Not to mention deployment scripts that check return codes. We can also only hope that references to "written test procedures" for the unused code refer to systematic tests, as opposed to a

It is worth following the story of Knight Capital to realize the need of Orchestration. Wikipedia® is a registered trademark of the Wikimedia Foundation, Inc., a non-profit organization. On August 1, Knight relied primarily on its technology team to attempt to identify and address the SMARS problem in a live trading environment. Humans make mistakes. https://en.wikipedia.org/wiki/Knight_Capital_Group

What a shock. Unfortunately, the trading algorithm the program was using was a bit eccentric as well. Never re-purpose a variable. Where is the business rule that says "first do no harm".

There was no kill-switch (and no documented procedures for how to react) so they were left trying to diagnose the issue in a live trading environment where 8 million shares were being traded. That multiplied the problem until the eventual kill switch. Configuration is as much a part of your program as code is, and configuration changes should go through the same lifecycle - pull request, code review, release, deploy to staging

Although not as damaging as the May 2010 flash crash, the Knight glitch highlights structural problems that have contributed to the botched Facebook initial public offering and sapped investor confidence. Code with unused, and therefore untested, configuration possibilities is a disaster waiting to happen.

Since they were unable to determine what was causing the erroneous orders they reacted by uninstalling the new code from the servers it was deployed to correctly. Knight Capital Stock There’s always a spread between the two prices, with the "ask" being a few cents or more above the "bid". This will significantly defray much of Knight Capital’s losses for the day, but we don’t know if it’s enough to allow the firm to survive the blow. The rocket's inertial guidance system failed to convert a piece of data from a 64-bit format to a 16-bit format.

Reversing the errant trades cost almost half a billion dollars. In 2012 Knight was the largest trader in US equities with market share of around 17% on each the NYSE and NASDAQ.

I asked why he did that and he replied that he didn't want yet another flag in the system. Retrieved 15 October 2014. ^ Caroline Vatetkevitch, Chuck Mikolajczak (August 1, 2012). "Error by Knight Capital rips through stock market".

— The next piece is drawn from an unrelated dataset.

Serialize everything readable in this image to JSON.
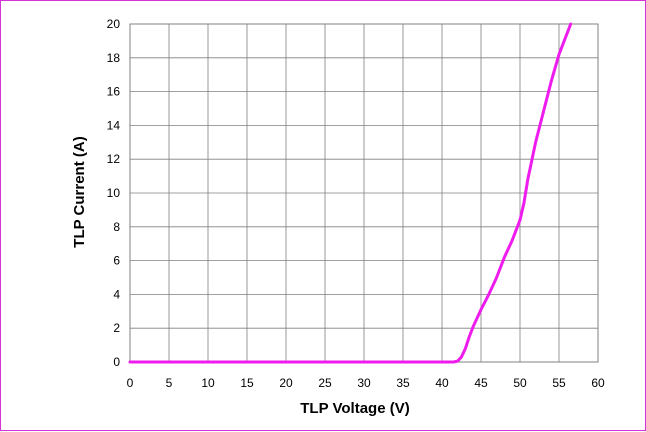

Offices in London, San Francisco and Sydney. They also set the buy/sell points well outside where the markets were currently trading to ensure that nothing would actually execute.

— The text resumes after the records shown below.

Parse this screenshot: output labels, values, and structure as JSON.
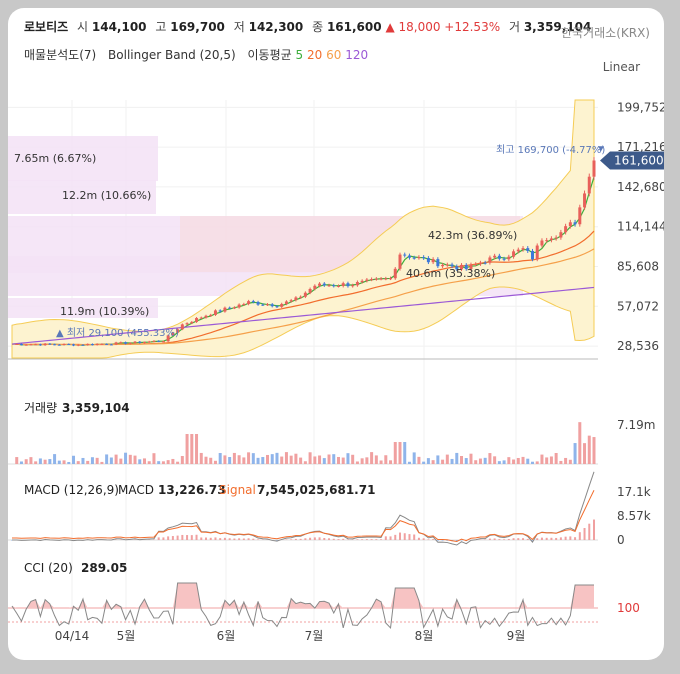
{
  "header": {
    "name": "로보티즈",
    "open_label": "시",
    "open": "144,100",
    "high_label": "고",
    "high": "169,700",
    "low_label": "저",
    "low": "142,300",
    "close_label": "종",
    "close": "161,600",
    "change": "▲ 18,000",
    "change_pct": "+12.53%",
    "volume_label": "거",
    "volume": "3,359,104",
    "exchange": "한국거래소(KRX)"
  },
  "indicators": {
    "vp": "매물분석도(7)",
    "bb": "Bollinger Band (20,5)",
    "ma_label": "이동평균",
    "ma5": "5",
    "ma20": "20",
    "ma60": "60",
    "ma120": "120"
  },
  "scale_mode": "Linear",
  "colors": {
    "up": "#e8605a",
    "down": "#3d78d8",
    "ma5": "#3cae3c",
    "ma20": "#f26d2d",
    "ma60": "#f5a04a",
    "ma120": "#9b59d6",
    "bb_fill": "#fdf3d0",
    "bb_line": "#f5cc55",
    "vp_fill": "#f3e2f6"
  },
  "chart_data": [
    {
      "type": "candlestick",
      "title": "",
      "x_ticks": [
        "04/14",
        "5월",
        "6월",
        "7월",
        "8월",
        "9월"
      ],
      "y_ticks": [
        "199,752",
        "171,216",
        "142,680",
        "114,144",
        "85,608",
        "57,072",
        "28,536"
      ],
      "ylim": [
        20000,
        205000
      ],
      "last_price": "161,600",
      "high_marker": "최고 169,700 (-4.77%)",
      "low_marker": "최저 29,100 (455.33%)",
      "volume_profile": [
        "7.65m (6.67%)",
        "12.2m (10.66%)",
        "42.3m (36.89%)",
        "40.6m (35.38%)",
        "11.9m (10.39%)"
      ],
      "indicators": [
        "Bollinger Band (20,5)",
        "MA 5",
        "MA 20",
        "MA 60",
        "MA 120"
      ]
    },
    {
      "type": "bar",
      "title": "거래량",
      "value": "3,359,104",
      "y_ticks": [
        "7.19m"
      ]
    },
    {
      "type": "line",
      "title": "MACD (12,26,9)",
      "macd_label": "MACD",
      "macd": "13,226.73",
      "signal_label": "Signal",
      "signal": "7,545,025,681.71",
      "y_ticks": [
        "17.1k",
        "8.57k",
        "0"
      ]
    },
    {
      "type": "line",
      "title": "CCI (20)",
      "value": "289.05",
      "y_ticks": [
        "100"
      ]
    }
  ]
}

This resulted in a high speed stock trading company that did $21 billion in daily trades to go bankrupt in 45 minutes. In October 2012, the SEC convened technology and trading experts in Washington, D.C., to discuss best practices and systems used for generating and routing orders, matching trades, confirming transactions, and sending

On August 1, Knight did not have supervisory procedures concerning incident response.

That's foolish. So once they realize that something is wrong, they'd roll back the code, the bug still stays… Precious minutes have gone by. An old pal of mine who's following the story closely (and is also deep in both IT and trading) told me that the company set up the software to work with

On the other hand, I don't think that the Knight Capital IT guys would just fire the program up for testing and not put in solid parameters to ensure that it wouldn't execute trades. According to its website, the firm's market-making unit executed a daily average of $19.56 billion worth of equities in June, with a volume of 3.1 billion shares.

Activities[edit] Knight's largest business is market making in U.S. equities. As a former manager I know what it's like when a software professional wants to over engineer the hell out of something, and as a software engineer I'm also aware of the need for proper processes. The remainder of the document is definitely worth a read, but importantly recommends new human processes to avoid a similar tragedy. When computer bugs affect the financial markets -- something that's happening more and more often -- the losses can be tallied precisely.

None of the ops failures leading to the bug were related to humans, but rather, due to most likely horrible deployment scripts and woeful production monitoring. More specifically, Knight did not have supervisory procedures to guide its relevant personnel when significant issues developed.

That would have triggered enough clues early on to the engineers and ops folks. No hot-hot failover to a cluster with the previous version. Any time your deployment process relies on humans reading and following instructions you are exposing yourself to risk.

Initially, Knight Trading group had multiple offices located in the United States and in other cities around the world. What they should have done is kill Power Peg with fire, deploy, verify, and THEN deploy the new functionality. They may get at least a partial reprieve. Background: Knight Capital Group is an American global financial services firm engaging in market making, electronic execution, and institutional sales and trading.